Mais on peut même aller plus loin : Selon le paradoxe de Braess, créer de nouvelles routes peut augmenter les embouteillages, et en supprimer, les diminuer !
Au lieu de naviguer au gré des pressions de tel ou tel lobby, nos édiles feraient bien de se baser sur un matériau scientifique riche et incontestable en l'occurrence.

Plus tes bâtiments seront spécialisés, moins efficace ton plan sera.

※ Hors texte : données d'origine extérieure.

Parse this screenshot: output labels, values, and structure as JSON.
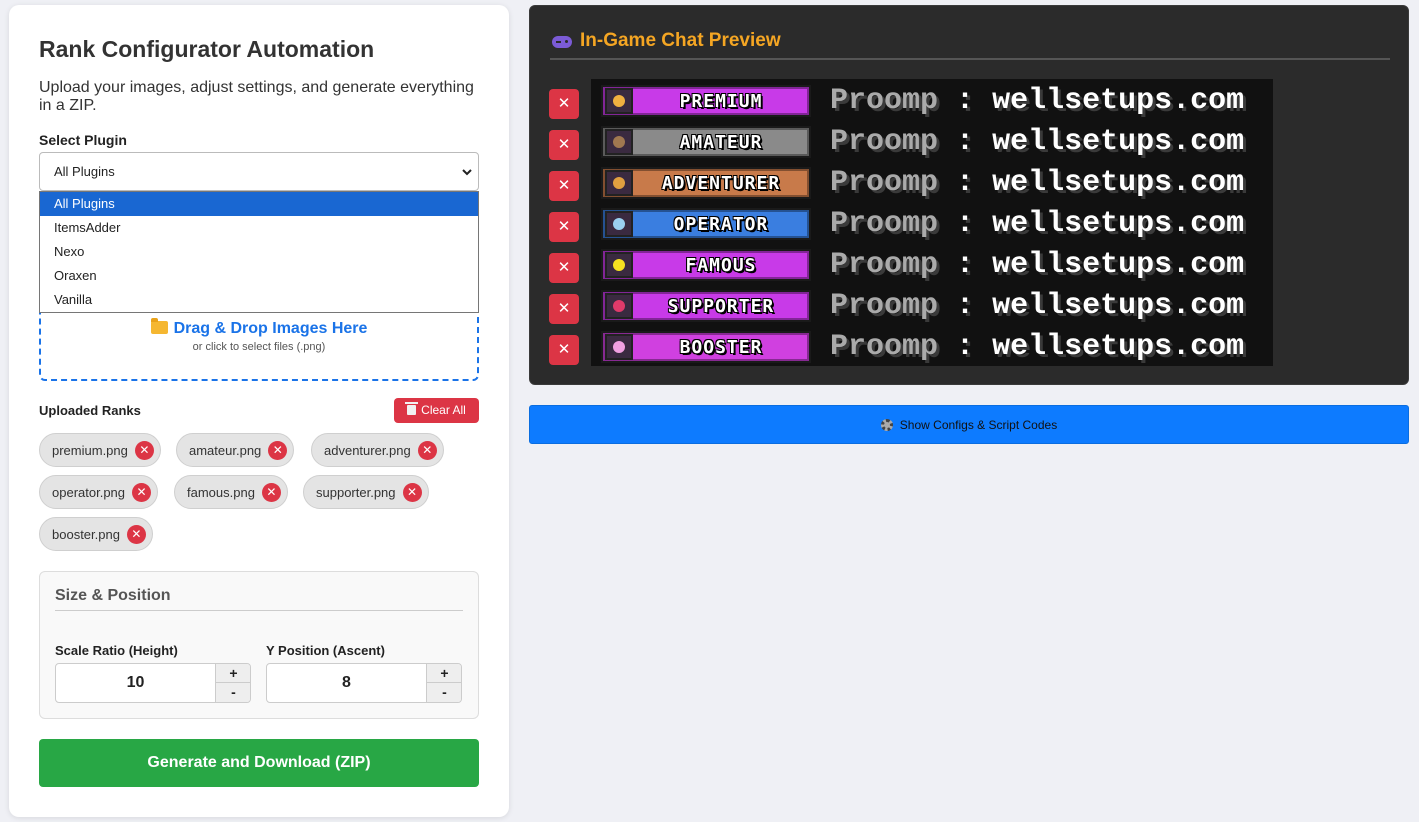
{
  "left": {
    "title": "Rank Configurator Automation",
    "subtitle": "Upload your images, adjust settings, and generate everything in a ZIP.",
    "select_plugin_label": "Select Plugin",
    "selected_plugin": "All Plugins",
    "plugin_options": [
      "All Plugins",
      "ItemsAdder",
      "Nexo",
      "Oraxen",
      "Vanilla"
    ],
    "dropzone": {
      "title": "Drag & Drop Images Here",
      "subtitle": "or click to select files (.png)",
      "icon": "folder-icon"
    },
    "uploaded_label": "Uploaded Ranks",
    "clear_all_label": "Clear All",
    "files": [
      "premium.png",
      "amateur.png",
      "adventurer.png",
      "operator.png",
      "famous.png",
      "supporter.png",
      "booster.png"
    ],
    "remove_glyph": "✕",
    "size_section": {
      "title": "Size & Position",
      "scale_label": "Scale Ratio (Height)",
      "scale_value": "10",
      "y_label": "Y Position (Ascent)",
      "y_value": "8",
      "plus": "+",
      "minus": "-"
    },
    "generate_label": "Generate and Download (ZIP)"
  },
  "preview": {
    "title": "In-Game Chat Preview",
    "icon": "gamepad-icon",
    "player_name": "Proomp",
    "separator": ":",
    "message": "wellsetups.com",
    "remove_glyph": "✕",
    "ranks": [
      {
        "label": "PREMIUM",
        "color": "#c83ae8",
        "icon_color": "#f0b040"
      },
      {
        "label": "AMATEUR",
        "color": "#8a8a8a",
        "icon_color": "#a07850"
      },
      {
        "label": "ADVENTURER",
        "color": "#c87a4a",
        "icon_color": "#e0a040"
      },
      {
        "label": "OPERATOR",
        "color": "#3a7ee0",
        "icon_color": "#9ad0f0"
      },
      {
        "label": "FAMOUS",
        "color": "#c83ae8",
        "icon_color": "#f5e020"
      },
      {
        "label": "SUPPORTER",
        "color": "#c83ae8",
        "icon_color": "#e03a6a"
      },
      {
        "label": "BOOSTER",
        "color": "#d040e0",
        "icon_color": "#f0a0e0"
      }
    ]
  },
  "show_configs_label": "Show Configs & Script Codes",
  "colors": {
    "accent_blue": "#1a73e8",
    "danger": "#dc3545",
    "success": "#28a745",
    "preview_title": "#f5a623",
    "configs_button": "#0d7bff"
  }
}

C'est sans doute le point le moins connu. Il est pourtant fondamental. Il va de soi que certains bâtiments ont besoin de lumière naturelle (logements, bureaux), tandis que d'autres, pas du tout (cinéma, salle de concerts, de conférence) ou très peu (commerces). Or la conception urbaine moderniste est passée par là et perdure dans tous les projets de bâtiments publics. On sépare les fonctions, quitte à créer autant de façades aveugles que nécessaire. 
Le résultat, ce sont des salles de concert et des multiplexes qui reçoivent tous les jours quantité de lumière naturelle, mais n'en font rien. 
De l'autre côté, nous avons des immeubles de logements et de bureaux, qui ont besoin de cette lumière, et se retrouvent à devoir supporter des épaisseurs importantes pour éviter un bilan thermique trop défavorable et un espacement important pour garantir l'accès à la lumière naturelle. Cette incohérence n'est pourtant pas si ancienne. 
Rez-de-chaussée du théâtre du Châtelet, à Paris. Davioud arch.




De nombreux exemples de bâtiments intégrés, construits avant l'essor du modernisme, comme le Théâtre du Châtelet, entouré de boutiques, de cafés et de bureaux sur toutes ses faces, ou la Piscine des Amiraux, superbement intégrée dans un immeuble de logements, permettent d'obtenir une densité inégalable sans la faire peser sur l'espace public ou la qualité de vie, au contraire même. Efficacité spatiale, mixité et préservation des espaces privés et publics, qui dit mieux ?
La piscine des Amiraux, à Paris, Coupe. Henri Sauvage arch.
Aux architectes, mais surtout au législateur et aux maîtres d'ouvrage de se saisir de cette opportunité de générer une densité insoupçonnable et efficace.